Zaman Penjajahan Belanda di Dompu
Kerajaan/Kesultanan Dompu mengalami zaman penjajahan Belanda diperkirakan hampir selama tiga abad (sekitar 270 tahun). Hal itu berawal ketika Dompu ditaklukkan oleh kerajaan kembar Goa - Tallo (Makassar) pada sekitar tahun 1618 atau pada saat masa pemerintahaan raja Goa ke-14 yakni Sultan Alauddin. Selanjutnya sekitar abad ke-16 atau pada masa pemerintahaan Sultan Hasanuddin (Raja Sultan Goa) menandatangani perjanjian Bungaya pada tanggal 18 November 1667 dengan Spelman (Belanda), maka Dompu yang saat itu menjadi bagian dari kekuasaan wilayah Kerajaan Goa secara otomatis masuk dalam wilayah jajahan pemerintah Kolonial Hindia Belanda,
Pada tahun 1669, diadakan perjanjian antara Dompu dengan pihak VOC (Belanda), saat itu Dompu dipimpin oleh Sultan Muhammad Siradjuddin (Ma Nuru Kupang). Sejak saat itu pulau Sumbawa masuk dalam wilayah kekuasaan jajahan VOC. Selanjutnya pada tahun 1673, VOC mendaratkan pasukan perangnya di bawah komando Kapten J.F. Holsteyner. Waktu terus berjalan, VOC terus melebarkan sayap wilayah jajahannya di pulau Sumbawa, monopoli perdagangan dikuasai penuh oleh VOC, ibarat ladang empuk bagi VOC untuk menguasai pulau Sumbawa saat itu. Pada tanggal 13 September 1701 VOC akhirnya memaksa Raja Bima, Dompu, Tambora, Pekat dan Kerajaan Sanggar untuk kembali menanda tangani sebuah perjanjian yang intinya bahwa wilayah kerajaan-kerajaan yang berada di Pulau Sumbawa tersebut menjadi wilayah jajahan pihak VOC.

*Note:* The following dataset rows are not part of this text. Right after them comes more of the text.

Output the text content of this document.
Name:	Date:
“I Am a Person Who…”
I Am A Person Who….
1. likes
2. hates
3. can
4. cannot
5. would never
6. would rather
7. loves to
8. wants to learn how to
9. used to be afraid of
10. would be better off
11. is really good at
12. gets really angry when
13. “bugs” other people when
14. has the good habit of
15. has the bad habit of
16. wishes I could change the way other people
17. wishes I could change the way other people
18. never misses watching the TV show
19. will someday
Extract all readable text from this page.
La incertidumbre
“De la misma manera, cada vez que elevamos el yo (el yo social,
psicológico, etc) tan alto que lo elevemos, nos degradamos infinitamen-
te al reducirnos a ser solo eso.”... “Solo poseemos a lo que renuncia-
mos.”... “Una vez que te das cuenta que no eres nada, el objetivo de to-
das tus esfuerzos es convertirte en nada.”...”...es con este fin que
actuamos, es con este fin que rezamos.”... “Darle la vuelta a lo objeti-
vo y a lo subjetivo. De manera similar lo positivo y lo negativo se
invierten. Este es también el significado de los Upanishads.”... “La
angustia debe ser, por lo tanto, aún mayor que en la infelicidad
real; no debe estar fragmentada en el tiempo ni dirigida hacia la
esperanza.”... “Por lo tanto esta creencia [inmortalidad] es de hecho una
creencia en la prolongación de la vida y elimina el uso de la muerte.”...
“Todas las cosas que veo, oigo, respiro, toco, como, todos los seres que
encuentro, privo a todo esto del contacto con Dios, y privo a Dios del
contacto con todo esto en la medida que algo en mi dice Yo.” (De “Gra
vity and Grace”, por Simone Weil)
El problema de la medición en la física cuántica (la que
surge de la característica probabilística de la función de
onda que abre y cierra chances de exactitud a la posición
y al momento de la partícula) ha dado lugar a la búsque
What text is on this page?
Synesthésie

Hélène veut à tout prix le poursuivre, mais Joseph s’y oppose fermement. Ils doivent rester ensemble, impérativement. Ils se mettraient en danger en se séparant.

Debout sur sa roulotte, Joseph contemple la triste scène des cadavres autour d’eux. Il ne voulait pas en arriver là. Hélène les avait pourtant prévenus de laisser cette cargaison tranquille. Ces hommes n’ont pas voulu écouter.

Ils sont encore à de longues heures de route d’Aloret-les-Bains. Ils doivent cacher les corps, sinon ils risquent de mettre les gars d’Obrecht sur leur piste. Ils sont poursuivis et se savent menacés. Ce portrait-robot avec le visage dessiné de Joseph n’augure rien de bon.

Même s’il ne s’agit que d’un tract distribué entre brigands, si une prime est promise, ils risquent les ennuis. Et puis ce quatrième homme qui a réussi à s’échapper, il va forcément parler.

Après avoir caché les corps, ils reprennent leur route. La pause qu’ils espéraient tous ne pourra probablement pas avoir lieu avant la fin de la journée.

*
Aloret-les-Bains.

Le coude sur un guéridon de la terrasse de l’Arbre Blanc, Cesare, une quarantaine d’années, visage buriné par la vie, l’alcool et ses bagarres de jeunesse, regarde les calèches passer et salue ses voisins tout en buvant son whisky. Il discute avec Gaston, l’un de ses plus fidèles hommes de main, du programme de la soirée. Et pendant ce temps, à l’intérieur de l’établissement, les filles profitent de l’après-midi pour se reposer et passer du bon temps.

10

Meskipun para pimpinan kerajaan telah menanda tangani peranan dengan pihak Belanda, namun rakyat di kerajaan kerajaan tersebut termasuk rakyat di kerajaan Dompu terus berupaya menentang pihak Belanda dengan melakukan berbagai perlawanan ala kadarnya Sekitar tahun 1718-1728, rakyat Dompu di bawah komando Daeng Talola melakukan perlawanan terhadap Belanda, dimana Dompu saat itu di bawah pimpinan Sultan Syamsuddin yang bergelar (Mawa a Sampela). Tahun 1728, Daeng Talola ditangkap belanda dan akhirnya di hukum mati.
Akibat banyaknya perlawanan oleh sebagian kelompok masya rakat saat itu, maka setiap pergantian Raja/Sultan di seluruh wilayah kerajaan-kerajaan yang ada di pulau Sumbawa, dan juga di Makassar Belanda selalu melakukan intervensi. Setiap pergantian Raja Sultan Belanda selalu memperbaharui kontrak, tidak itu saja, Belanda bahkan mulai mengadu domba antara rakyat dengan Raja/Sultan, begitu juga antara Kerajaan dengan Kerajaan lainnya. Tahun 1771. Belanda mulai terang-terangan mengadu domba antara Kerajaan Dompu dengan Kerajaan Bima, kemudian sekitar tahun 1779, Belanda mengadu domba antara kerajaan Dompu dengan Kerajaan Tambora, dan pada tahun 1788 Kerajaan Dompu di adu domba oleh Belanda dengan Kerajaan Sumbawa
Belanda terus melancarkan berbagai strategi untuk tetap berkuasa di wilayah pulau Sumbawa, bahkan pajak rakyat yang seharusnya di setor ke Kerajaan, maka harus disetor pula ke pihak Belanda. Melihat kondisi seperti, dimana rakyat mulai sengsara akibat ulah para kum penjajah akhirnya menggugah kesadaran para Raja Sultan saat itu melakukan perlawanan secara terang-terangan terhadap Belanda Rayat dan pemerintah kerajaan bersatu padu untuk melawan kaum penjajah Timbulah perlawanan pemberontakan sengit antara Kerajaan Kerajaan di wilayah pulau Sumbawa untuk melawan penjajah Belanda Tahun 1907-1908 misalnya, terjadi peristiwa pertempuransengit antara Belanda dengan Kerajaan Sumbawa yang dikenal dengan Perang Undru, Perang Donggo (1908-1909), Perang Ngali-Dena (1908) dan lain sebagaiannya.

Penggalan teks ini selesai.